Compliance with the standard requires the employer and the competent person to have an understanding of applicable OSHA standards. It also requires an ongoing and significant commitment to developing and effectively implementing an overall employee safety and health program and promptly abating hazardous conditions when they arise.

In addition to frequent and regular inspections of jobsites, OSHA imposes numerous other audit requirements on a broad range of covered employers. Those requirements appear throughout the regulations in various individual standards. For example, the regulations include audit requirements relating to confined spaces, lockout/tagout measures, and personal protective equipment (PPE), among other things, stating that:

  • Employers must evaluate the workplace to determine if any spaces are permit-required confined spaces.
  • Employers must establish a program consisting of energy control procedures, employee training, and periodic inspections to ensure that before any employee performs any servicing or maintenance on a machine or equipment where the unexpected energizing, startup, or release of stored energy could occur and cause injury, the machine or equipment must be isolated from the energy source and rendered inoperative.
  • Employers must assess the workplace to determine if hazards that necessitate the use of PPE are present or likely to be present. If so, the employer must select, and have each affected employee use, the PPE that will protect him from the hazards identified in the hazard assessment; communicate PPE selection decisions to each affected employee; and select PPE that properly fits each affected employee.

It isn’t possible to list all of the audit or other requirements here. Compliance requires employers to engage qualified experts, internally or externally, who are familiar with the OSHA standards.

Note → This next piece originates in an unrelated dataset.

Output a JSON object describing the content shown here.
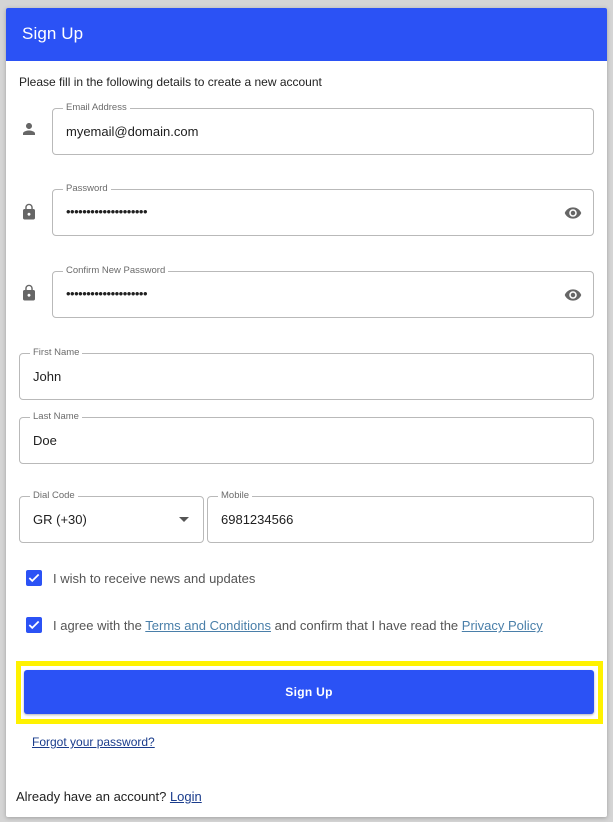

If you don’t have the resources to employ a full-time safety director, there are reasonable outside options to help you get into compliance, including safety and health consultation services. Some insurers may provide those services as an added value to their clients. The Wisconsin Laboratory of Hygiene may be yet another option through its “WisCon” program, which offers free consulting services to small employers, with some conditions.

Ultimately, an employer that fails to conduct or manage the results of required audits is exposed to potential liability associated with noncompliance. OSHA’s current penalty structure starts at $12,934 per instance for serious or other-than-serious violations and $129,336 per instance for willful or repeat violations. In some cases, OSHA has applied an “egregious penalty” policy to penalize an employer on a per-instance or per-employee basis, stacking or multiplying penalties based on the length of the violation or the number of employees exposed. There are limits on OSHA’s ability to apply that policy, but you should be aware of it.

Duty to Abate Hazardous Conditions Revealed in Audit Findings

An employer that conducts the required audits but fails to properly manage the results can be exposed to significant liability, including citations for willful violations of the OSH Act. Although its focus is generally on the current inspection, during the course of an inspection, OSHA will periodically request that an employer produce information about previous audits, irrespective of whether they were performed in-house or by an outside consultant, including the findings and any actions taken to address them. In some cases, OSHA will request the information from the employer and separately from the outside expert or insurance agency. There are some defenses to an overly broad request, but the agency has been successful in its efforts to obtain some of this information.

An employer that conducts required audits and properly manages the results can achieve significant benefits, including enhanced employee safety and health, reduced work injuries, lower worker’s compensation premiums, and favorable treatment from OSHA on both citation and penalty matters. According to the agency, if an employer permanently remedies a condition identified in a self-audit before an inspection takes place (and before an accident or other event triggering an inspection occurs), it will not issue a citation. If, on the other hand, an employer has identified a hazardous condition and an OSHA inspection finds the violation before it is abated, a citation may be issued.

The upshot? Your good-faith efforts to address an audit, albeit insufficiently, will generally benefit your organization. Conversely, if you ignore the results of an audit, OSHA may cite you for a willful violation.

Bottom line

Employers have a duty to comply with their audit obligations under the law and properly manage the results. Courts have stressed that the OSH Act doesn’t impose absolute liability on employers for noncompliance, but the law requires diligent efforts to comply.